Brothers of Earth
- First edition
- Author: C. J. Cherryh
- Cover artist: D. K. Stone
- Language: English
- Genre: Science fiction
- Publisher: Nelson Doubleday
- Publication date: June 1976
- Publication place: United States
- Media type: Print (hardback & paperback)
- ISBN: 0-88677-290-7
- OCLC: 29659729

= Brothers of Earth =

1976 science fiction novel by C. J. Cherryh

Brothers of Earth is a 1976 science fiction novel by American writer C. J. Cherryh. It was the second of Cherryh's novels to be published, appearing after Gate of Ivrel, although she had completed and submitted Brothers of Earth first. Donald A. Wollheim, the editor of DAW Books, decided that publishing Gate of Ivrel first would be more commercially desirable, so Brothers of Earth was delayed until the former was released.

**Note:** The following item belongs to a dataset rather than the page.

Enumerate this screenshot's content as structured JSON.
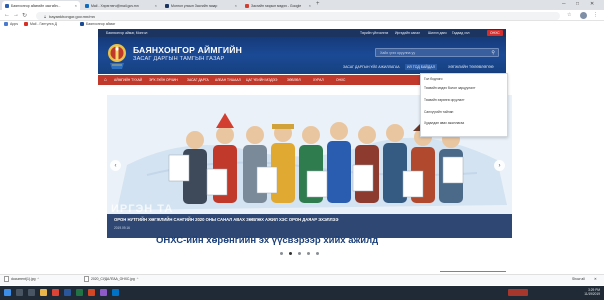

The book was first published as a hardcover Science Fiction Book Club edition in June, 1976 and followed by the first DAW paperback edition in October of that year. In 2003, DAW re-released the book in an omnibus edition along with Cherryh's 1977 novel Hunter of Worlds. The omnibus edition was entitled At the Edge of Space.

As with Gate of Ivrel and its sequels, Brothers of Earth is set in Cherryh's Alliance-Union universe; however, these novels describe events distant from and largely unrelated to her many subsequent works in that timeline. The book was ranked 10th on the 1977 Locus Award for Best Novel.

==Plot==
The protagonist of the book is Kurt Morgan, a crewman on the Alliance ship Endymion, which was destroyed in a space battle with Hanan forces. Morgan evacuates the ship and lands on an alien planet, home of the Nemet race. Morgan is rescued by one faction of the Nemet and becomes embroiled in their political and military struggles. Morgan is not the first human stranded on the planet, however. His encounters with a previous female human castaway endanger the entire Nemet race when she reacts badly and threatens to unleash weapons of mass destruction on the planet.

==Works cited==
- Cherryh, C. J. Brothers of Earth, DAW Books, 1976. ISBN 0886772907.
- Cherryh, C. J. Hunter of Worlds, DAW Books, 1977.
- Cherryh, C. J. At the Edge of Space, DAW Books, 2003. Omnibus.